When configured to utilize the ML2 plugin and LinuxBridge driver, Neutron relies on the bridge, 8021q, and vxlan kernel modules to properly connect instances and other network resources to the virtual switch and forward the traffic. The LinuxBridge driver is popular for its dependability and ease of troubleshooting but lacks support for some advanced Neutron features, such as distributed virtual routers.

In a LinuxBridge-based network implementation, there are five types of interfaces managed by Neutron, which are:

A tap interface is created and used by a hypervisor, such as QEMU/KVM, to connect the guest operating system in a virtual machine instance to the host. These virtual interfaces on the host correspond to a network interface inside the guest instance. An Ethernet frame sent to the tap device on the host is received by the guest operating system, and the frames received from a guest operating system are injected into the host network stack.

A physical interface represents an interface on the host that is plugged into physical network hardware. Physical interfaces are often labeled eth0, eth1, em0, em1, and so on, and vary depending on the host operating system.

Linux supports 802.1q VLAN tagging through the use of virtual VLAN interfaces. A VLAN interface can be created using iproute2 commands or the traditional vlan utility and 8021q kernel module. A VLAN interface is often labeled ethX.<vlan> and is associated with its respective physical interface, ethX.

A VXLAN interface is a virtual interface that is used to encapsulate and forward traffic based on the parameters configured during the creation of an interface, such as a VXLAN Network Identifier (VNI) and VXLAN Tunnel End Point (VTEP). The function of a VTEP is to encapsulate the virtual machine instance traffic within an IP header across an IP network. Traffic is segregated from other VXLAN traffic using an ID provided by the VNI. The instances themselves are unaware of the outer network topology providing connectivity between VTEPs.

A Linux bridge is a virtual interface that connects multiple network interfaces. In Neutron, a bridge usually includes a physical interface and one or more virtual or tap interfaces. Linux bridges are a form of virtual switches.

Within OpenStack Networking, Open vSwitch operates as a software-based switch that uses virtual network bridges and flow rules to forward packets between hosts. Although it is capable of supporting many technologies and protocols, only a subset of Open vSwitch features are leveraged by Neutron.

There are three main components of Open vSwitch to be aware of:

When configured to utilize the Open vSwitch mechanism driver, Neutron relies on the bridge and openvswitch kernel modules along with user-space utilities, such as ovs-vsctl and ovs-ofctl, to properly manage the Open vSwitch database and connect instances and other network resources to virtual switches.

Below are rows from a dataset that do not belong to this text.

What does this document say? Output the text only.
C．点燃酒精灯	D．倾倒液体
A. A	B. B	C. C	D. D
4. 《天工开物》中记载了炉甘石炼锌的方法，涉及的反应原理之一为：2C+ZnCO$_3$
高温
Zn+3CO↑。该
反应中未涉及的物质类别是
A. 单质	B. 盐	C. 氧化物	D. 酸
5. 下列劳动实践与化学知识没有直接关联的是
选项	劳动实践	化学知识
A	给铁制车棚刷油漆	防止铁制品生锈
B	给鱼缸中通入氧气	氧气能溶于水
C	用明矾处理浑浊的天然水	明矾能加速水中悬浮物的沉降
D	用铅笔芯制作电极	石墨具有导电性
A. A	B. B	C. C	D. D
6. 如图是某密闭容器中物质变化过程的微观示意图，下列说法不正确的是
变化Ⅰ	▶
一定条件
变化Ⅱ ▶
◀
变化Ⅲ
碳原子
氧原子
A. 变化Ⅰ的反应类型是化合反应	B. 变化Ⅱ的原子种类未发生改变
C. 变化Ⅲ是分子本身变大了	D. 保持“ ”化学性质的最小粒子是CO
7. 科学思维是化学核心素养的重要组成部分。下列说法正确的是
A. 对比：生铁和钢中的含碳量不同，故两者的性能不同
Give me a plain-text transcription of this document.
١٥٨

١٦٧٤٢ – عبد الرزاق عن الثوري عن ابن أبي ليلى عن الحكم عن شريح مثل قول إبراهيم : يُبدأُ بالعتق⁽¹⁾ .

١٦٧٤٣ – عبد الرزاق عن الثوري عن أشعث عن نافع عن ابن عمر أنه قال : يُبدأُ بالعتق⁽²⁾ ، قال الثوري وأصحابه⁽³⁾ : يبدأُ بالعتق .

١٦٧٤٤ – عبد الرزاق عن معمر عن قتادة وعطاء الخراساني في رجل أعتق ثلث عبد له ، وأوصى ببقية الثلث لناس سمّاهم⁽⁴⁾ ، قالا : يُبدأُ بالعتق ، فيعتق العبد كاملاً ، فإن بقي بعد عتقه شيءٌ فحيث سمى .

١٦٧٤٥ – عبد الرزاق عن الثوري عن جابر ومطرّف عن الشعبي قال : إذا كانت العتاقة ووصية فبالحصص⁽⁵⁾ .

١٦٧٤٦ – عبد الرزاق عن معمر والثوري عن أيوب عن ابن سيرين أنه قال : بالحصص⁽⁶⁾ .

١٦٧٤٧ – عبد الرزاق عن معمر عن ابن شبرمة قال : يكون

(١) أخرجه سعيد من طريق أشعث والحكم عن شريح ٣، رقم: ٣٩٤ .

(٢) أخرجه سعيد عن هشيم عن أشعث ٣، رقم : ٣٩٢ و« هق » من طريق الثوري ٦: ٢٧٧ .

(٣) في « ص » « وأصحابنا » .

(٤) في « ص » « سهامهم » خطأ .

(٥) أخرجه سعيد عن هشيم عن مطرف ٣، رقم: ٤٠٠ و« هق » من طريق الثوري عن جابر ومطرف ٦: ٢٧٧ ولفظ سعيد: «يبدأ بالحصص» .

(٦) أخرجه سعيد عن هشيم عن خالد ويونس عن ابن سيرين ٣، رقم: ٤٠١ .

In an Open vSwitch-based network implementation, there are five distinct types of virtual networking devices:

Tap devices and Linux bridges were described briefly in the previous section, and their use in an Open vSwitch-based network remains the same. Virtual Ethernet, or veth, cables are virtual interfaces that mimic network patch cables. An Ethernet frame sent to one end of a veth cable is received by the other end, much like a real network patch cable. Neutron also makes use of veth cables to make connections between various network resources, including namespaces and bridges.

An OVS bridge behaves like a physical switch, only one that is virtualized. Neutron connects the interfaces used by DHCP or router namespaces and instance tap interfaces to OVS bridge ports. The ports themselves can be configured much like a physical switch port. Open vSwitch maintains information about connected devices, including MAC addresses and interface statistics.

Open vSwitch has a built-in port type that mimics the behavior of a Linux veth cable, but it is optimized for use with OVS bridges. When connecting two Open vSwitch bridges, a port on each switch is reserved as a patch port. Patch ports are configured with a peer name that corresponds to the patch port on the other switch. Graphically, it looks something similar to this:

Figure 4.5

In Figure 4.5, two OVS bridges are cross connected via a patch port on each switch.

Open vSwitch patch ports are used to connect Open vSwitch bridges to each other, while Linux veth interfaces are used to connect Open vSwitch bridges to Linux bridges or Linux bridges to other Linux bridges.

The L2 population driver was introduced in the Havana release alongside the ML2 plugin. It enables broadcast, multicast, and unicast traffic to scale out on large overlay networks.

The L2 population driver works to prepopulate bridge-forwarding tables on all hosts to eliminate normal switch learning behaviors as broadcasts through an overlay network are costly operations due to encapsulation. As Neutron is seen as the source of truth for the logical layout of networks and instances created by tenants, it can easily prepopulate forwarding tables consisting of MAC addresses and destination hosts with this information. The L2 population driver also implements an ARP proxy on each host, eliminating the need to broadcast ARP requests across the overlay network. Each node is able to intercept an ARP request from an instance or router and proxy the response to the requestor.